Curran shrugged. “She came sniffing your trail after you left. We had a mild disagreement and I tore her arms off. She didn’t die right away, so we stuck her into a loup cage and drove her over here.”
The reeve floated in the water, her eyes wide-open. Tiny slits of gills fluttered on her neck. Both arms were present and perfectly functional. She had regenerated.
The reeve’s hair clasped at the bars and drew back.
“Doesn’t like silver.” Jim congealed from the crowd as if by magic.
Curran nodded. “The loup cage was a good idea. Never would’ve thought of it myself. Good looking out.”
The next chance I got an extra gig from the Guild, I’d put the money into getting the bars for my apartment made from the same alloy. My current bars were supposed to have a decent silver percentage but apparently not enough to have prevented the reeve from grabbing them.
I pulled the monisto from my leather. The reeve snapped to the bars, her lavender eyes fastened on the necklace.
“You want this, yes?” I moved the monisto to the left. The reeve followed it.
I pried one of the numerous knots open, slid the first coin off the cord and tossed it into the grass a few feet away.
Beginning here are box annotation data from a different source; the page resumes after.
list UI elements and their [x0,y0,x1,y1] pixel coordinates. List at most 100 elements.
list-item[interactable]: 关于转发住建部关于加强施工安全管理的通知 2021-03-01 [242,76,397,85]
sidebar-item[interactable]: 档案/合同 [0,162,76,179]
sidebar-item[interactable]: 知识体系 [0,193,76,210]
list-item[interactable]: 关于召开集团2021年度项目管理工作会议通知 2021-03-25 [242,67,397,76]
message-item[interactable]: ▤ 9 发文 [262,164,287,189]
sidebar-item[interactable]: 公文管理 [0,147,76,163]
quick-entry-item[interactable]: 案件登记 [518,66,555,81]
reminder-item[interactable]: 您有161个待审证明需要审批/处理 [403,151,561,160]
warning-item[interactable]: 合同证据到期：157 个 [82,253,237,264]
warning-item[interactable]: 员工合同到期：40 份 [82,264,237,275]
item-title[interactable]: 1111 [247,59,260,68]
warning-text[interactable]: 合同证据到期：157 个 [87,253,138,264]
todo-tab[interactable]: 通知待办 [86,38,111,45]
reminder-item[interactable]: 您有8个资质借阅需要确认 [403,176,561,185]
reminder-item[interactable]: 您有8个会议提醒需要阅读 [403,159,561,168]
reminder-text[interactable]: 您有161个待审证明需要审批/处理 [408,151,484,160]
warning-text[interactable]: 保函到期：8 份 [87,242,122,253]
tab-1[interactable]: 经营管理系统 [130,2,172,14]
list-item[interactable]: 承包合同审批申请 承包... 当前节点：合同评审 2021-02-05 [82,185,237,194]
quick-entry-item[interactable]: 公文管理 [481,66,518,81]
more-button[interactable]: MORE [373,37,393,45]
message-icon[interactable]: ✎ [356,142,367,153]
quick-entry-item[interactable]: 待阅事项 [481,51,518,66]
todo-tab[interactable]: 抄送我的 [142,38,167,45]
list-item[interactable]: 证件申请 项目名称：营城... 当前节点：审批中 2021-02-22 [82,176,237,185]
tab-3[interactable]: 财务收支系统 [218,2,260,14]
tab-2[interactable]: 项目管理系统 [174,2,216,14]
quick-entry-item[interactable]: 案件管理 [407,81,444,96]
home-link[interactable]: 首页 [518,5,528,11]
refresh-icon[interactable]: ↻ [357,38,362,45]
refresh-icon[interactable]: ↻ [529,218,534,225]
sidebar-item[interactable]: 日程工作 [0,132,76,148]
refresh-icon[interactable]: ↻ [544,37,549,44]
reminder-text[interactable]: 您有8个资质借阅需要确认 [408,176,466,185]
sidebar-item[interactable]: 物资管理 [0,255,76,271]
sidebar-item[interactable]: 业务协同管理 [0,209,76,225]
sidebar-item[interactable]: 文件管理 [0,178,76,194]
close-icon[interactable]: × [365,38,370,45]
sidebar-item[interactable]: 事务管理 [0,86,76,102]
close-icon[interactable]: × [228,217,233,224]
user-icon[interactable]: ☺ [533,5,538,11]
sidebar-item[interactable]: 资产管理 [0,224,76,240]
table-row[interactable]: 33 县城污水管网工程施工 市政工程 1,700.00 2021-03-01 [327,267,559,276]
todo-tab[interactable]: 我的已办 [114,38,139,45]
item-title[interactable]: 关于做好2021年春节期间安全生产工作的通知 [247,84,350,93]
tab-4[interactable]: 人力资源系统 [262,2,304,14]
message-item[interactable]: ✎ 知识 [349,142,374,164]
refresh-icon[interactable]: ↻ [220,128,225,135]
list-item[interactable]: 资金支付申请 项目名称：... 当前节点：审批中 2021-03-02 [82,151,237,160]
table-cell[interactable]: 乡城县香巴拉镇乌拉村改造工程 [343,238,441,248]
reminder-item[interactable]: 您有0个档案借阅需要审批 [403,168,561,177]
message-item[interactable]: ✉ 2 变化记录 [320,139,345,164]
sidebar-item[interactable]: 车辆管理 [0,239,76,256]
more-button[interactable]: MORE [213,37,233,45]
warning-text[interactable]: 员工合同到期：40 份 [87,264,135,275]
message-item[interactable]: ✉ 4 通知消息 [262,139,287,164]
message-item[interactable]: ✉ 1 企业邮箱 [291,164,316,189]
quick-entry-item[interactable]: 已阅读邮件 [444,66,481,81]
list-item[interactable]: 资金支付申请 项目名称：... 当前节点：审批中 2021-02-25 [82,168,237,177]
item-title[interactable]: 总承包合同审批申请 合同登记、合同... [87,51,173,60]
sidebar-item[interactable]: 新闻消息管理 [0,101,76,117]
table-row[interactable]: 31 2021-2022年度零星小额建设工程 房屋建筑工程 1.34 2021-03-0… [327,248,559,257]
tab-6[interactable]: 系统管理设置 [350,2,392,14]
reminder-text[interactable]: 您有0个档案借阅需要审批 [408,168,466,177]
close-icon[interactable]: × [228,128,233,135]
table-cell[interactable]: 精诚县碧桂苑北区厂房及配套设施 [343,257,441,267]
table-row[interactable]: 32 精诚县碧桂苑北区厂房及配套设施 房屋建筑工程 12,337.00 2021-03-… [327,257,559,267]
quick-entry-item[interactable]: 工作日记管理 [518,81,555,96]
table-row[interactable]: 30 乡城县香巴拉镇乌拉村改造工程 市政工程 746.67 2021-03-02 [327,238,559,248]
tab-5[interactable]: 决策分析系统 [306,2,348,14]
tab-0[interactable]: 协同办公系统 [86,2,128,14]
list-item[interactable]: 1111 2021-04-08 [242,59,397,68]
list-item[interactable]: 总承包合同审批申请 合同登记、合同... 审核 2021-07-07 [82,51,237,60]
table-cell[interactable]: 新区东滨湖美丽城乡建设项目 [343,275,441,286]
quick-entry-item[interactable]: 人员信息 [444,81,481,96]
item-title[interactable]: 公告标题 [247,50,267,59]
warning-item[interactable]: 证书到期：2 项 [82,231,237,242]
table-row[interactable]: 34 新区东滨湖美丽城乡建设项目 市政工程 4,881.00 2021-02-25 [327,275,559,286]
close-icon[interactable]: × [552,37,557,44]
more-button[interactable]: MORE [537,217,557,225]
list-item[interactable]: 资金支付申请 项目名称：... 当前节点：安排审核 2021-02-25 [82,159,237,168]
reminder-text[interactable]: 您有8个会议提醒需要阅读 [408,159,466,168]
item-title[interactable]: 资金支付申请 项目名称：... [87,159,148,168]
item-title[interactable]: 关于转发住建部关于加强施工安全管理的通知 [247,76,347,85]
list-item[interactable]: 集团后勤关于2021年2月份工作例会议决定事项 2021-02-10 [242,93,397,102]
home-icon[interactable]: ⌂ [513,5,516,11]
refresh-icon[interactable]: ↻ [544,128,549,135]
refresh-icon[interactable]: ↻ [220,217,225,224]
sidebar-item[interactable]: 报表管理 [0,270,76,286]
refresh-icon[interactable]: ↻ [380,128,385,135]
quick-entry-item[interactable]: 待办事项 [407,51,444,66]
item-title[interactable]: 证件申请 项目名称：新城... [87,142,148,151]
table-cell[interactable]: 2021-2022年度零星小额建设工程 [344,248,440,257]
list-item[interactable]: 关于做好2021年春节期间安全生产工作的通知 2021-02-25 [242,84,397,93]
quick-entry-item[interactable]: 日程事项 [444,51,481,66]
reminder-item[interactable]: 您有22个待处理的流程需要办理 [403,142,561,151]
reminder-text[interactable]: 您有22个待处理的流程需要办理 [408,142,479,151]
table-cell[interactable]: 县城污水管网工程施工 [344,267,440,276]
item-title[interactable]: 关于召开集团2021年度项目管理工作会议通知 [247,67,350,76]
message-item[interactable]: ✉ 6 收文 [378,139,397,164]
The reeve remained focused on the necklace. I slid the second coin and flicked it next to the first. No reaction.
“Is one of those special?” Curran asked.
“Yep. Don’t know which one.”
Third coin. Fourth.
“Hey, mates!”
I’d know that voice anywhere. I wheeled around. Bran stood atop the wall a good twenty-five yards away. He waved the crossbow at us. “What a lovely party, and me without an invitation.”
“Get him down,” Curran said softly.
Two shapeshifters in beast-form detached themselves from the group and padded to the wall.
Bran grinned. “So you’re the big man, yea? I thought you would be taller.”
“Tall enough to break your back,” Curran said. His face snapped into the “pissed off Curran” mode: flat and about as expressive as a slab of granite. “Come down off the wall and we can visit.”
“No thanks.” Bran’s gaze snagged on the monisto in my hand and jumped to the shapeshifters surrounding me. He wanted the monisto very much, but the odds were against him.
He shrugged and saw the reeve. “What’s this then? Here, let me help you with that.”
The crossbow snapped up and two shafts punctured the back of the reeve’s head, the bolt heads emerging precisely through her eyes. The reeve went liquid.
The door leading to the tower burst open and a group of shapeshifters charged across the yard. Someone screamed, “He’s got the surveys!”